WP: Modi bear-hugs Putin in Moscow, marking deep ties between Russia and India

12:24 11.07.2024 •

Indian Prime Minister Narendra Modi, left, and Russian President Vladimir Putin embrace at the Novo-Ogaryovo residence outside Moscow on Monday.
Photo: Sputnik/Kremlin

Despite Washington’s efforts to woo Prime Minister Narendra Modi and isolate President Vladimir Putin, the visit shows continuing close relations between their countries, ‘The Washington Post’ writes.

As Modi makes his first visit to Russia since  2022, the images emerging from Moscow of Modi wrapping the Russian president in a hug send a clear signal that the South Asian giant will maintain deep ties with Russia despite the Biden administration’s efforts to woo its prime minister. It also shows that Putin is not as isolated as the White House has hoped.

The trip to Moscow, which overlapped with three days of NATO meetings in Washington, was met with consternation in Washington and Kyiv. Asked about the Modi-Putin meeting, State Department spokesman Matthew Miller told reporters at a press briefing: “We have made quite clear directly with India our concerns about their relationship with Russia.”

For Modi, Russia remains a crucial source of weaponry and energy and space technology that India sees as indispensable in becoming a great power. Analysts also say India does not want Russia to grow overly dependent upon India’s rival neighbor, China.

Putin’s war effort, meanwhile, has been funded in significant part by Indian purchases of Russian oil products, which have increased almost 20-fold since 2021. Russia, likewise, hopes India will keep some distance from the United States, and Putin spokesman Dmitry Peskov mocked the West this week for feeling “jealous” about Russia-India ties.

The Moscow meeting appeared to deepen what the two countries call a “special and privileged strategic relationship.” As Modi wrapped up his visit on Tuesday evening, Indian and Russian officials announced their ambition to expand annual trade volumes to $100 billion by 2030 and sign long-term agreements on oil and gas supplies while diversifying trade beyond the energy sector.

The two countries signed agreements to collaborate on polar research and, in a speech to the Indian diaspora in Moscow, Modi also announced the opening of new consulates in Kazan and Yekaterinburg to enhance ties between the two peoples.

“India and Russia are walking shoulder-and-shoulder and infusing new energy into global prosperity,” Modi said in his speech. “Any mention of Russia reminds every Indian of an ally that has been with us through good times and bad, as a trusted friend of India.”

Modi’s trip to Moscow, coming less than a month after he was sworn in for a third term, broke with the Indian tradition of prime ministers visiting South Asian neighbors first after an election. But it demonstrated Modi’s global aspirations and gave him a chance to show Putin that India has not lost its autonomy even though it is receiving new investments, technologies and weaponry from the Biden administration, Indian analysts say.

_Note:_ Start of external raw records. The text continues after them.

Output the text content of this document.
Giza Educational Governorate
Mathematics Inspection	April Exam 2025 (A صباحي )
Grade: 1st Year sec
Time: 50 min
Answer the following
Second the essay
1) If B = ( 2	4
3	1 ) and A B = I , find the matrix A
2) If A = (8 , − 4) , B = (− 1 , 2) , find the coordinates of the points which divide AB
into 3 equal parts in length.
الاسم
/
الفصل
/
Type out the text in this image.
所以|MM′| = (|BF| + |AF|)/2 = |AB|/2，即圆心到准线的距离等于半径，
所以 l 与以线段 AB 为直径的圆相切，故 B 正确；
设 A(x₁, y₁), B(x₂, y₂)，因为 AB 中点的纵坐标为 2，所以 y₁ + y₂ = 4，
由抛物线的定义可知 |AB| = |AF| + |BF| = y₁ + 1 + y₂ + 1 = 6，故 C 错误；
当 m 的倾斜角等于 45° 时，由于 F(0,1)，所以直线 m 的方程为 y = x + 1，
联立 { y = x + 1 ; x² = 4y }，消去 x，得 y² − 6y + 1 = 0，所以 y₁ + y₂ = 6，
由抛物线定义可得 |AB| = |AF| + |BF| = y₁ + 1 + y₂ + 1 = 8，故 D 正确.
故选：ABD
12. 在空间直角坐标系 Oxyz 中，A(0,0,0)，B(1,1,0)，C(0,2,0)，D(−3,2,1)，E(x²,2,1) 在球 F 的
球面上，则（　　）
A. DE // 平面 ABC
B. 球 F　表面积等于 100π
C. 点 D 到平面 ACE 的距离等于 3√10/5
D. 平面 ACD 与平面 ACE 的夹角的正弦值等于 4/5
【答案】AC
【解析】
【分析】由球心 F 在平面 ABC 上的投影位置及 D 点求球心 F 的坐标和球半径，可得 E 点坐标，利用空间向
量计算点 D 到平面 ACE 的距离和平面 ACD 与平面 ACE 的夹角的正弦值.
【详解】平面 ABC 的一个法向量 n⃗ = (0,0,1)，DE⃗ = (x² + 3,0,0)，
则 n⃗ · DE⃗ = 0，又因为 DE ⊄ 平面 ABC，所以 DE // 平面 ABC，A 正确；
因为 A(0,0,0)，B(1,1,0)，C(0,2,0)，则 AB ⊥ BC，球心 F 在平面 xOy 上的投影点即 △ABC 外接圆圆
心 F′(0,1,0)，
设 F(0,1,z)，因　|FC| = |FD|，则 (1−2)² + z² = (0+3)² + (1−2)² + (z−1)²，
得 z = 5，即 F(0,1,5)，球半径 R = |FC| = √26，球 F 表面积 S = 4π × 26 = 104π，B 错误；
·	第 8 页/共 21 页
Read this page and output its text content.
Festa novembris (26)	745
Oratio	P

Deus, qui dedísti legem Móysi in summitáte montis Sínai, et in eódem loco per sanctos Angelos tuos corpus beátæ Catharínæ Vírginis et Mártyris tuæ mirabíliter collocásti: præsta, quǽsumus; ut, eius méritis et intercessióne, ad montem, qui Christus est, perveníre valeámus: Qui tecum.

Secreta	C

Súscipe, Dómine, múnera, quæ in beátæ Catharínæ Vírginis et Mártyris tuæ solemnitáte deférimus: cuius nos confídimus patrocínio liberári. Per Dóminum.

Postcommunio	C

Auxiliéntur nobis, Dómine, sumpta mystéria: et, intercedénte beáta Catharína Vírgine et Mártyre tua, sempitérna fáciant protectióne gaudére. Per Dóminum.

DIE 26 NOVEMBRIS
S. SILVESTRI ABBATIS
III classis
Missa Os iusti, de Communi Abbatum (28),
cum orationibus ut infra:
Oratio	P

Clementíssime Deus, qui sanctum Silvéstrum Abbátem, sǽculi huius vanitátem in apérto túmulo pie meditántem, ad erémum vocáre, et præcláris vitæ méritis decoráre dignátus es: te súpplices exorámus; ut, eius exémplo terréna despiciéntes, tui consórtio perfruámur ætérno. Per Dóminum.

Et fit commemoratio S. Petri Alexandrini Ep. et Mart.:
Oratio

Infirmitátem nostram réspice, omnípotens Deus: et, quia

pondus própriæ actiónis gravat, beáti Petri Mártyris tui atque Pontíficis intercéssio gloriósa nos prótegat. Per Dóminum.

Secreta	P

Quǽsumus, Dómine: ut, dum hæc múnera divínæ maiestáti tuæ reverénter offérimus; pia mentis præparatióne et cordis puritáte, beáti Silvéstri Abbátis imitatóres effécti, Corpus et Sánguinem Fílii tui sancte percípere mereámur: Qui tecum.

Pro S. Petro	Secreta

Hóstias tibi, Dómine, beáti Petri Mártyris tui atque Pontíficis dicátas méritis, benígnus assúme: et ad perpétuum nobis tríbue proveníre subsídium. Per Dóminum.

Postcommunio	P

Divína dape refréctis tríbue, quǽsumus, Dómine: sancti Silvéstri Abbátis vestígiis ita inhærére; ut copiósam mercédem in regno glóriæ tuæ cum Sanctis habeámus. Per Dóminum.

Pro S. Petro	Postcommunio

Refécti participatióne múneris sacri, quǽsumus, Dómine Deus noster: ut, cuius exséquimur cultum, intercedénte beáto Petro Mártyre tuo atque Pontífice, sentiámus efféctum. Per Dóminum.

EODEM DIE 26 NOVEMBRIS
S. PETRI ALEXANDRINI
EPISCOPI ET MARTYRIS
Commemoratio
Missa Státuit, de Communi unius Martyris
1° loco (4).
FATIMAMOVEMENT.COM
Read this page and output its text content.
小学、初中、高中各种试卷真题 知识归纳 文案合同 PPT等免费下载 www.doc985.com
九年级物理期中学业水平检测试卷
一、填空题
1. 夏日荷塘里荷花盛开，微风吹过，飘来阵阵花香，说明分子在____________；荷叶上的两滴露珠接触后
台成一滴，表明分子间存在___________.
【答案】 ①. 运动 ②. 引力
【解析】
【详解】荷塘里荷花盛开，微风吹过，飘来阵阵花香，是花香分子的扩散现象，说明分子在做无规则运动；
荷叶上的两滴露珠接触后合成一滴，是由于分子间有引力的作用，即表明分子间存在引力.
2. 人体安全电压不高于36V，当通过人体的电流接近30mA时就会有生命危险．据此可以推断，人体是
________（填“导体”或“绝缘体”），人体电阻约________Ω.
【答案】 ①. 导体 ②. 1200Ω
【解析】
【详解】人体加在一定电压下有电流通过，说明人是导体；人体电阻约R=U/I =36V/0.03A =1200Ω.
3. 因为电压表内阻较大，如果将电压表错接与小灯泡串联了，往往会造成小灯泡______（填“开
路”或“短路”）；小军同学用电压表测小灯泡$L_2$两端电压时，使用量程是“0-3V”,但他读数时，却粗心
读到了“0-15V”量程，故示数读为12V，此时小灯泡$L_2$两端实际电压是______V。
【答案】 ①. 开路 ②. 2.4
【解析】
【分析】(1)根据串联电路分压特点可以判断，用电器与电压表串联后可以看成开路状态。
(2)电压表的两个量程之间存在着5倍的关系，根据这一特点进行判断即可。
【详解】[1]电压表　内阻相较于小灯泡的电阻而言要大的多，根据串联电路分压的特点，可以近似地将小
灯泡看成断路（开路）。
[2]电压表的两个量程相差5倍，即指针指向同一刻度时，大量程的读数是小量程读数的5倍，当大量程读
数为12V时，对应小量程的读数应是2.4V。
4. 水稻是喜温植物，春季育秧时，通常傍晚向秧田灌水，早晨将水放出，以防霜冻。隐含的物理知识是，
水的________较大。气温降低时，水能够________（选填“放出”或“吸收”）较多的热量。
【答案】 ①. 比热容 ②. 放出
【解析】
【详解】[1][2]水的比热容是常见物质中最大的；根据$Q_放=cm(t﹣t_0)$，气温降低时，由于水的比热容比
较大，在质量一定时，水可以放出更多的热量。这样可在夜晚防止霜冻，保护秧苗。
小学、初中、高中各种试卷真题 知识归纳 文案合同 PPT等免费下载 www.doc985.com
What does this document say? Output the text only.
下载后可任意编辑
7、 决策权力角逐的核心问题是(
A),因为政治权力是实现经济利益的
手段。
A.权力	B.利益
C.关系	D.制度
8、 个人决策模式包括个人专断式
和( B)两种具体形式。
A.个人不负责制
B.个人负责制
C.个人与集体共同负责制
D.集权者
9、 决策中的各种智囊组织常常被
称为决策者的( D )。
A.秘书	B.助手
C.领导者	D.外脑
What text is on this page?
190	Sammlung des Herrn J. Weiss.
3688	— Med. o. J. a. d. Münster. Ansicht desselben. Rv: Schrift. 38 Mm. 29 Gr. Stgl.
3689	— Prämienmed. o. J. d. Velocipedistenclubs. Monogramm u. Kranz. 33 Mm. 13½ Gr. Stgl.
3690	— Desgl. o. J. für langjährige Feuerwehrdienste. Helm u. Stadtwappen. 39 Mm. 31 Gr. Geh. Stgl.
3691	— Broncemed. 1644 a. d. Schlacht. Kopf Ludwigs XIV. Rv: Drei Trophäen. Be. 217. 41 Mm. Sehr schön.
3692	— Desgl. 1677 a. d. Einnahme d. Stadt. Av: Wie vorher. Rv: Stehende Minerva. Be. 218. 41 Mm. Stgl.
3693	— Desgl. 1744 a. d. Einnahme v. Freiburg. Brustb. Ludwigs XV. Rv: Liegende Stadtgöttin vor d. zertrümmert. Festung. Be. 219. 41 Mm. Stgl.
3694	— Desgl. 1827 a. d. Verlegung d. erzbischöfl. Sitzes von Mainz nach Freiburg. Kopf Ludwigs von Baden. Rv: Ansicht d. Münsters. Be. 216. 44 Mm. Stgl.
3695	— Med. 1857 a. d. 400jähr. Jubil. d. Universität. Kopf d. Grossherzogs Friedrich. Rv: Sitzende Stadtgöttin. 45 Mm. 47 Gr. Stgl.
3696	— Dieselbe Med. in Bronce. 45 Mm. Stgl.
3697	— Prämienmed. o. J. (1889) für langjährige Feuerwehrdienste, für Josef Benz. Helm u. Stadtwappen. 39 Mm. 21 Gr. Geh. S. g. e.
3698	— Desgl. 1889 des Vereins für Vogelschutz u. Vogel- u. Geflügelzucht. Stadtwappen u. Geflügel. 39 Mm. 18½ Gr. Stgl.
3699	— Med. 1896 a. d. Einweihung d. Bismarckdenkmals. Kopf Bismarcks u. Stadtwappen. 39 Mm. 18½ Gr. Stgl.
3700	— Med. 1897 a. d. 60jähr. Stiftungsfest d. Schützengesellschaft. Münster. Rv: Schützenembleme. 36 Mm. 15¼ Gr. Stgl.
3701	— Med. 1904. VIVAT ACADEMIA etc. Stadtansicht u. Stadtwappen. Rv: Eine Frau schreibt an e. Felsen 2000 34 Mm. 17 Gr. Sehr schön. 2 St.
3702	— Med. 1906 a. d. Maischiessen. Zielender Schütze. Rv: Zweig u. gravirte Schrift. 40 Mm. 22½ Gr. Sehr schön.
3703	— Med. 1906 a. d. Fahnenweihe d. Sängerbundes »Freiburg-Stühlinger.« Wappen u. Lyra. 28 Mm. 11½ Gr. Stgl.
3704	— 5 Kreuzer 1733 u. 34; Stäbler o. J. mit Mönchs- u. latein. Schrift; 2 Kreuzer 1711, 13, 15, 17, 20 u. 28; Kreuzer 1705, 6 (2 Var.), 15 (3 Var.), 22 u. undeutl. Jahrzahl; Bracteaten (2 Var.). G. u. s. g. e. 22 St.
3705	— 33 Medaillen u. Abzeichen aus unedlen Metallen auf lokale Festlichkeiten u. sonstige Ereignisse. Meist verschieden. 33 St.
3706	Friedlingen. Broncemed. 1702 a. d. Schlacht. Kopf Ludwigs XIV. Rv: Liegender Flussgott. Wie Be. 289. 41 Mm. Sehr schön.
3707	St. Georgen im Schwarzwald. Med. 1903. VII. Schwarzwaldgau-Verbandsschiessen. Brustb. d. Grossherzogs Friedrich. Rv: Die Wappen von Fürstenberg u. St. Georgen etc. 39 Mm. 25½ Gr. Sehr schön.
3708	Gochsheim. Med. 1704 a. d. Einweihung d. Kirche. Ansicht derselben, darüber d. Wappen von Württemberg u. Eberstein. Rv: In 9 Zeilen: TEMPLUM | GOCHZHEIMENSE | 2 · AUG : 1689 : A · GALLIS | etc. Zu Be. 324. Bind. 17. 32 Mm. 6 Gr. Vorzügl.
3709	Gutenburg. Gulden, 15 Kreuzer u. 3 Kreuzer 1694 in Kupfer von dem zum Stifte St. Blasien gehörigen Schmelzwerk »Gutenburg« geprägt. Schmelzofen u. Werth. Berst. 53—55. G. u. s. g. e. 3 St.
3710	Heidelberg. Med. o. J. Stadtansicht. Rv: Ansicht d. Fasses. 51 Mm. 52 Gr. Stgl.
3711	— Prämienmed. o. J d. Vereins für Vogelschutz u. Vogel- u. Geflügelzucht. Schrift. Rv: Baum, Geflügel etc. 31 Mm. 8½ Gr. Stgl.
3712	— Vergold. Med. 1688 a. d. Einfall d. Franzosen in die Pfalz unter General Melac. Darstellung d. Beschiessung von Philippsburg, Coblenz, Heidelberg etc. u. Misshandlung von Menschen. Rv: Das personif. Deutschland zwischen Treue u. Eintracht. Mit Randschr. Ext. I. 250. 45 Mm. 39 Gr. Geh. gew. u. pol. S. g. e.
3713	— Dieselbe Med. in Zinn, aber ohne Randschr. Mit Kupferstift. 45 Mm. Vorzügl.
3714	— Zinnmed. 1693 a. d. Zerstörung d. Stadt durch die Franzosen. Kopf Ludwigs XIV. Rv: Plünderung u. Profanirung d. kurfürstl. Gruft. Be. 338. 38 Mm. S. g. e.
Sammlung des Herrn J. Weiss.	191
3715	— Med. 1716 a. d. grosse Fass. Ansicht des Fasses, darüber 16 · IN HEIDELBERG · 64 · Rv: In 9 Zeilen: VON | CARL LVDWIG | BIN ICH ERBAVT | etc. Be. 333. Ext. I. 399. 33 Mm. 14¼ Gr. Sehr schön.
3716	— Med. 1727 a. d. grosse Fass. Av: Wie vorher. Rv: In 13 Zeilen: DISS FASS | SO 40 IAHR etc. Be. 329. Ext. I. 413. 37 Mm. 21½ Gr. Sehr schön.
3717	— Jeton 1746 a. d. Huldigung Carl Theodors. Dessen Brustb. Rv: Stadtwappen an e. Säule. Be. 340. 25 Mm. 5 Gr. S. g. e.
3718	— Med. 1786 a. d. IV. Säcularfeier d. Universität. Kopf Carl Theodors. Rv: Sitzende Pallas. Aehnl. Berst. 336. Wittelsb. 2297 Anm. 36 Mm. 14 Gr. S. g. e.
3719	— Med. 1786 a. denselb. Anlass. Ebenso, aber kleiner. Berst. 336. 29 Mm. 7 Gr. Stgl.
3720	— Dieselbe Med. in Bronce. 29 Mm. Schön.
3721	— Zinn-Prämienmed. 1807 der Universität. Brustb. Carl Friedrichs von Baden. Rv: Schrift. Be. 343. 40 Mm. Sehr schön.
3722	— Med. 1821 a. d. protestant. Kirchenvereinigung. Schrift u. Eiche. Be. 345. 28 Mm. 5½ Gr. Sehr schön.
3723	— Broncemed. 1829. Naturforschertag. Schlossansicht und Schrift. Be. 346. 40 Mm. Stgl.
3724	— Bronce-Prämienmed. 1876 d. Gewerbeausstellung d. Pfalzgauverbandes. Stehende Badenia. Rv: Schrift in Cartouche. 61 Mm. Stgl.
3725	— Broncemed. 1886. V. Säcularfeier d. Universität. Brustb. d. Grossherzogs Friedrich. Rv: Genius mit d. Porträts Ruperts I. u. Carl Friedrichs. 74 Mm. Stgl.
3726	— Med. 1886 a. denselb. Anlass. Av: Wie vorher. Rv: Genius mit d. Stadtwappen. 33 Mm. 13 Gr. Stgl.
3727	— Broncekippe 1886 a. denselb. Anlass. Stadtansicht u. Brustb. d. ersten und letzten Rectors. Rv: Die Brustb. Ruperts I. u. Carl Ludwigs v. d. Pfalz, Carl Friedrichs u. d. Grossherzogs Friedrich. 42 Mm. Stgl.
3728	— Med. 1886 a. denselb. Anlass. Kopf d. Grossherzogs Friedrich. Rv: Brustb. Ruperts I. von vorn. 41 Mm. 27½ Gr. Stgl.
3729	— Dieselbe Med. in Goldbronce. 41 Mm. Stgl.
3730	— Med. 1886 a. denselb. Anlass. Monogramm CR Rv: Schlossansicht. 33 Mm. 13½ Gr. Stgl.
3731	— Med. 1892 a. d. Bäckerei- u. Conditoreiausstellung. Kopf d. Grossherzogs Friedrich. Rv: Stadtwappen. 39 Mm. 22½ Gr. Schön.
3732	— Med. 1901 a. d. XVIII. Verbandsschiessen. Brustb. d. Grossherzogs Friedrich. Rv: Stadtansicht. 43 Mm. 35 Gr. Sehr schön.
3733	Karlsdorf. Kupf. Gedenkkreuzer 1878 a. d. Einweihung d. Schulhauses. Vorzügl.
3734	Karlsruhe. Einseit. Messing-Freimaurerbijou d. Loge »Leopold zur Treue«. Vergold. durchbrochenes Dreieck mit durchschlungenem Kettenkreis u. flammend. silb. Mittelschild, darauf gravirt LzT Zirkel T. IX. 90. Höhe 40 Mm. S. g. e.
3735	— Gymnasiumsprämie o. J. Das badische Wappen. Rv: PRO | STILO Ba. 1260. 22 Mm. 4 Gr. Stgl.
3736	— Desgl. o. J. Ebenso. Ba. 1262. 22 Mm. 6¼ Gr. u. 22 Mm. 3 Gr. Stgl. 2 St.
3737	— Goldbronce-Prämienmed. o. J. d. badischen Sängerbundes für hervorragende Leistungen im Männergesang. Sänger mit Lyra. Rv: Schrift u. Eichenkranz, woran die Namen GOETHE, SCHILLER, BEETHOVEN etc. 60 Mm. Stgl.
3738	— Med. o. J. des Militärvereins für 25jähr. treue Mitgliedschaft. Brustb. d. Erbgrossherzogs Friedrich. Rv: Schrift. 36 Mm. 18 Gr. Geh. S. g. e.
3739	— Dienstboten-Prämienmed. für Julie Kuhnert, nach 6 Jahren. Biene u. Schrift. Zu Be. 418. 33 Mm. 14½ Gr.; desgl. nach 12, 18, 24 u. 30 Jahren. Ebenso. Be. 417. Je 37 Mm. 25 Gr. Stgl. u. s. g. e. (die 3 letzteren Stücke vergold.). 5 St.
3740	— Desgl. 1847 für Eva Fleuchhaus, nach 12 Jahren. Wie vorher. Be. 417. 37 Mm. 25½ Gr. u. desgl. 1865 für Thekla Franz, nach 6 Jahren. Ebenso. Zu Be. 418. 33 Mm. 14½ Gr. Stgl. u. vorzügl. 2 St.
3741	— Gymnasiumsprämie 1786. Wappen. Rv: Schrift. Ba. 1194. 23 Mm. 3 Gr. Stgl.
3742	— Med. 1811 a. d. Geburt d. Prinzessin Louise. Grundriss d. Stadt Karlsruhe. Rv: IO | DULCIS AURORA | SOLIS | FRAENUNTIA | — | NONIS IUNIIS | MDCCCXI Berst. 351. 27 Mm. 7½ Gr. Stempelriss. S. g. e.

“The decision to go early in the term is a signal that India remains invested in the Russia relationship — that is part and parcel of India’s foreign policy, cutting across party lines,” said Pankaj Saran, a former Indian ambassador to Russia and deputy national security adviser who continues to advise the Indian government.

Even though the India-Russia relationship was cemented during the Cold War, the energy and defense ties between Russia and India — the world’s largest weapons buyer and the No. 3 importer of oil — have continued to thrive. Indian imports of Russian crude rose from $2.5 billion in 2021, before the invasion of Ukraine, to $46.5 billion in 2023, according to Indian Commerce Ministry data. Last year, only China purchased more Russian crude.

And while U.S. officials have publicly and privately urged India to wean itself off Russian weapons, the Russian state-owned arms giant Rostec announced last week that it would manufacture armor-piercing tank rounds inside India to supply India’s army.